Finite element crack propagation analysis of shear loaded buckling panels

In former work, test results of cracks in aluminium panels under cyclic shear buckling showed that cracks in the tensile stress field of a buckle propagate. The main influencing factor for the crack growth rate is the maximum principle stress. A simplified approach for crack propagation analyses based on this finding showed limitations for application on larger cracks because it disregarded the increasing out-of-plane deformation for larger cracks as well as stress redistributions. The purpose of this paper is to improve the results of the simplified approach with the help of finite element method (FEM).

An approach for crack propagation based on FEM is presented taking into account the mutual interaction of cracks and buckling. The finite element (FE) model, which is described in detail, respects the boundary conditions of the test-set-up. Different initial crack positions, loads and panel thicknesses are analyzed. Results of the stress intensity factors KI calculated by the ABAQUS® FE model provide a function which is used to run a crack propagation analysis based on Forman law.

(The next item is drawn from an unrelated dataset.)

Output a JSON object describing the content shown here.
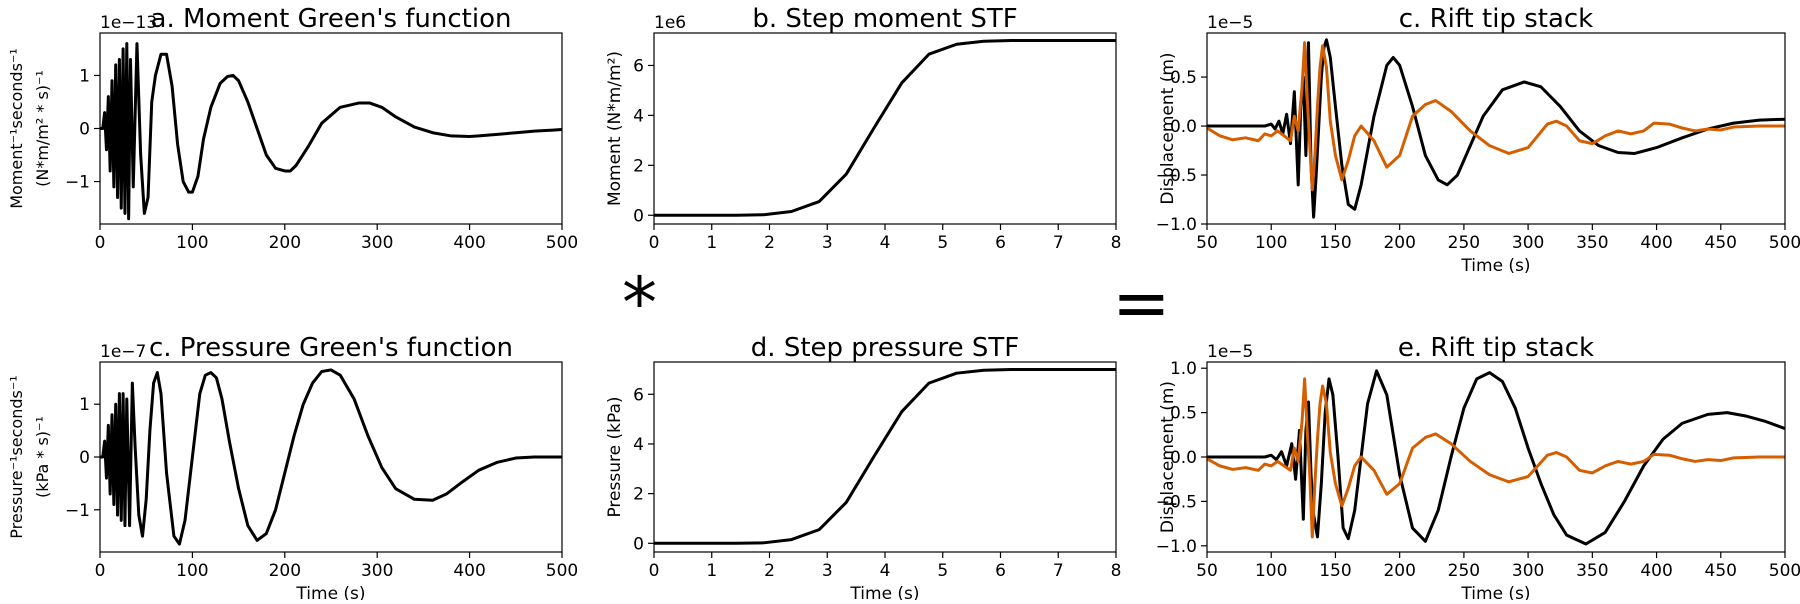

The results of the FE-based crack propagation solution are in good agreement with test results and improve the prediction of the simplified approach. It is not restricted in terms of panel thickness, crack position or applied shear load.

Limitations of the FE-based crack propagation solution compared to the experimental results are discussed. These are, the sensitivity of crack propagation analyses to initial crack length and deviations of the experimental settings from the ideal FE model.

The interaction of cracks and buckling in aluminium shells is mainly disregarded both in research and industrial work, but can be of interest considering, accidental damages in fuselage side shells. Cracks propagate under shear load as it was shown in former work. The FE modeling of the tests presented in this paper proves the mutual interactions of crack propagation and buckling deformation.